Nobel Prize laureate Malala Yousafzai has warned Boris Johnson he could fail to meet his target on girls’ education if he does not restore foreign aid spending.
The Prime Minister has faced sustained criticism for shelving his manifesto commitment to maintain spending at 0.7% of national income.
Instead he cut it to 0.5%, citing the economic impact of the coronavirus crisis.

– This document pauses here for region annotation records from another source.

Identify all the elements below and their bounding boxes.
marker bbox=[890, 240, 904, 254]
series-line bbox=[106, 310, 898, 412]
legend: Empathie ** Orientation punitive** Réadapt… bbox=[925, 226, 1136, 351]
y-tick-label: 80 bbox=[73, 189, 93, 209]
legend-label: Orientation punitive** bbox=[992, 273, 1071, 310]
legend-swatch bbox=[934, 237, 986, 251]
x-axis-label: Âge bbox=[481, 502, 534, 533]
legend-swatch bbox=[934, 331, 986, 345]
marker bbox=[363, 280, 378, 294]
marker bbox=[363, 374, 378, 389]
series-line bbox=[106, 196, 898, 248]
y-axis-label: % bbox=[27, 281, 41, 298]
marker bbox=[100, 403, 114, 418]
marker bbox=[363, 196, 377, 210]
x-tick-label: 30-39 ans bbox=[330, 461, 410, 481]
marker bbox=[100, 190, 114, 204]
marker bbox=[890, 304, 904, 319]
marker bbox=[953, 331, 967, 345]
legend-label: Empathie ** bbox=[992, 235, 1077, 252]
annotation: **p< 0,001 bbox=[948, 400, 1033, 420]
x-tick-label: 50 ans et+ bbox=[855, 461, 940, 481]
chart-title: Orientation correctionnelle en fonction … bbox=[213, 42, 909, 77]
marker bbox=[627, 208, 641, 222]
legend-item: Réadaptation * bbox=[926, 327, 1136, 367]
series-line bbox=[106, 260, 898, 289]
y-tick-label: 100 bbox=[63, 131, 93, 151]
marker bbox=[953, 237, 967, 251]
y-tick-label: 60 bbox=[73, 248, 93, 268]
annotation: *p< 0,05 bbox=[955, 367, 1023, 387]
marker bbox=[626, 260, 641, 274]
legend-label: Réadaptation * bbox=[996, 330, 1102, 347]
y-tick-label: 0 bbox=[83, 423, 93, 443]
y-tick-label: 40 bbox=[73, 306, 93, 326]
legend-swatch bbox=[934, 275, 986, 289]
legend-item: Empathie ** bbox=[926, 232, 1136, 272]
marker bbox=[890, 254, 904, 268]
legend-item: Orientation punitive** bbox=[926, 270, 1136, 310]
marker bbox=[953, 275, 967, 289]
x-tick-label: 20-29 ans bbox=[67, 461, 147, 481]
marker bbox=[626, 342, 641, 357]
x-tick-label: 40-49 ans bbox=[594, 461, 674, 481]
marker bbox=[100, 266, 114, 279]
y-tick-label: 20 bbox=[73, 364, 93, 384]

Spoke with Prime Minister @BorisJohnson this morning. I applaud his dedication to girls' education – but I am concerned he won't reach his goal of helping 40M girls go to school unless the U.K. recommits 0.7% of national income to aid and pledges £600M to @GPforEducation.— Malala (@Malala) April 23, 2021
Ms Yousafzai, who won the Nobel Peace Prize in 2014 for her work campaigning for girls to have a universal right to education, said she discussed aid spending with Mr Johnson on Friday morning.
The Pakistani human rights activist tweeted “I applaud his dedication to girls’ education” but said she is “concerned” over aid spending.
The UK is hosting a Global Education Summit this summer and leading efforts in our @G7 Presidency to get 40 million more girls into school.— Boris Johnson (@BorisJohnson) April 23, 2021
I spoke to @Malala this morning about how girls education is one of the smartest investments countries can make as we build back better.
She said Mr Johnson will not reach his goal of getting 40 million more girls into school around the world by 2025 “unless the U.K. recommits 0.7% of national income to aid”.
The activist also said the PM would need to pledge £600 million to the Global Partnership for Education to meet the target.